They say seeing is believing. But when most of what we see is filtered through screens and algorithms, it’s hard to be sure. Is that selfie touched up? And was that viral video real or made with artificial intelligence?

The impact of technology on how we experience the world creates both new possibilities and a host of practical and ethical questions. But Tiffany Calvert, an associate professor in UofL’s Hite Institute of Art + Design, is looking for answers — and to find them, she’s going straight to the source.

In her “Machine Vision Series,” Calvert partners with her own virtual apprentice, a bot trained to paint as her collaborator. Calvert believes working with AI can help us understand its implications and explore the blurring line between what we see and what’s real.

“I often get asked, ‘is AI your collaborator or your antagonist?’ ” said Calvert, one of many at UofL exploring the world through creativity. “The answer is that it’s complicated. I’m working with AI in a way that both criticizes its vulnerabilities and has a healthy appreciation of what it can do.”


Cutting her artistic teeth at the height of the ‘90s Dotcom bubble, Calvert has long been fascinated with the intersection of art and technology. Then, traditional forms of visual expression were converging with new digital tools for photo-editing and design. 

Calvert cakes on thick layers of paint to differentiate herself from her bot collaborator.

“There was something exciting about that convergence and the fact that I could use these tools to build something creative,” she said. In a way, Calvert saw technology as a medium similar to charcoals or paint. But as technology has advanced, now capable of its own analysis and decision-making, it’s become more of an artistic partner.  
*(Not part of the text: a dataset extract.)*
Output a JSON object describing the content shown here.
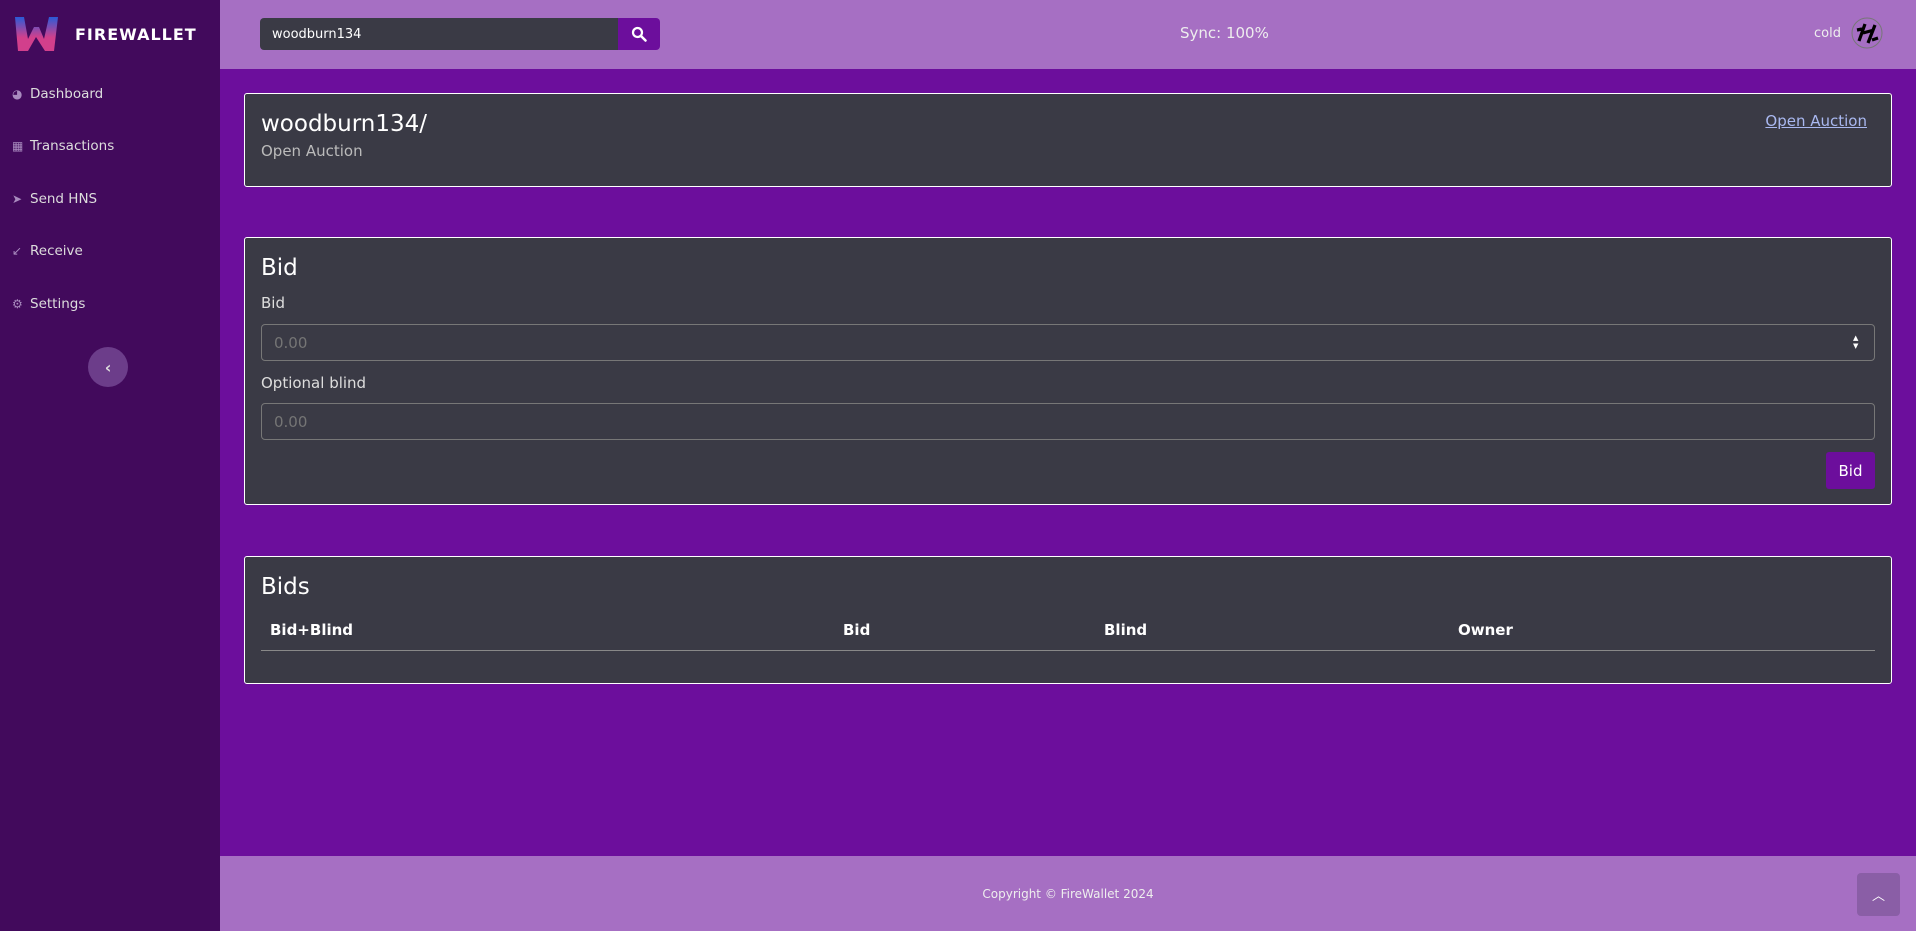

For her Machine Vision Series,” Calvert trained her AI collaborator by feeding it more than 1,000 historical still life paintings of tulips in bloom. It’s a technique known as machine learning, where a computer is shown examples to learn what something looks like — be it cars, crosswalks or frescos.  

After a while, the AI could recognize the tulips and begin to ‘paint’ its own. Calvert would paint, then the computer, then Calvert again, caking on thick, colorful globs of oil pigment to differentiate herself from the machine.  

The partnership might seem counterintuitive. Art, after all, is built on humanity and meaningful imperfection, but you’d expect a computer algorithm — something literally built on logic — to produce only the predictable and perfect.  

But when the AI painted, it wasnt perfect. The algorithm can only interpret based on what its seen before, and sometimes, it misinterpreted or made logical leaps. Some AI-generated tulips were distorted in interesting and unpredictable ways like confusing the bulb of a flower with, say, an oyster or halved peach.   

“Those distortions behave like a mutating virus,” Calvert said. “It’s interesting, because while it’s incredible that the technology can generate beautiful imagery, those misinterpretations reveal the underlying humanity in the code, and the biases inherent in datasets.” 


While flowers that look like peaches might seem like a problem, for Calvert, it’s a good thing. Artists are much more interested problems than answers.  

Thats where the interesting stuff happens,” she said. These problems allow me to explore larger issues. How is this a metaphor for technology infecting our world and what precedents are out there?” 

AI can be a powerful tool, she said, but it’s only as good as its human creators and users — who aren’t always clear, make mistakes and sometimes behave irresponsibly, irrationally or maliciously. 

Tiffany Calvert paints tulip blossoms in her Louisville studio.

“The technology is obviously only as good as the information we give it, how we program it and how we use it,” she said. “That’s the underlying paradox, the humanity in the machine.”  

Take the technology that created the tulips in Calvert’s paintings. Those specific tulips are the result of creative farming — a plant virus that boomed during the 17th century Dutch Golden Age, creating an explosion of new and unique tulip colors and variants. 

That virus underpinned Tulip Mania, the first speculative bubble of the modern era, where the flowers were as much an investment and status symbol as decoration. Dutch consumers might have purchased a tulip bulb for more than the average salary. 

“When Tulip Mania happened, the technology got way out of control from both an economic perspective and a biological one, where it’s now a problem for farmers,” Calvert said. “So humans, in their hubris, didn’t understand the destruction they’ve created.” 

That’s why, Calvert said, it’s important to take a critical eye to technology and understand its implications. For example, with AI technology readily available and the content it creates surging across the internet, a recent Forbes survey shows some 75% of consumers worry AI will be used for misinformation. 

“It’s interesting to explore, because AI is both really critical to solving important problems and at the same time, it depends on who programs and uses it,” she said. “Painting has always adopted and responded to new technologies, as a ways of examining our perception of the world.”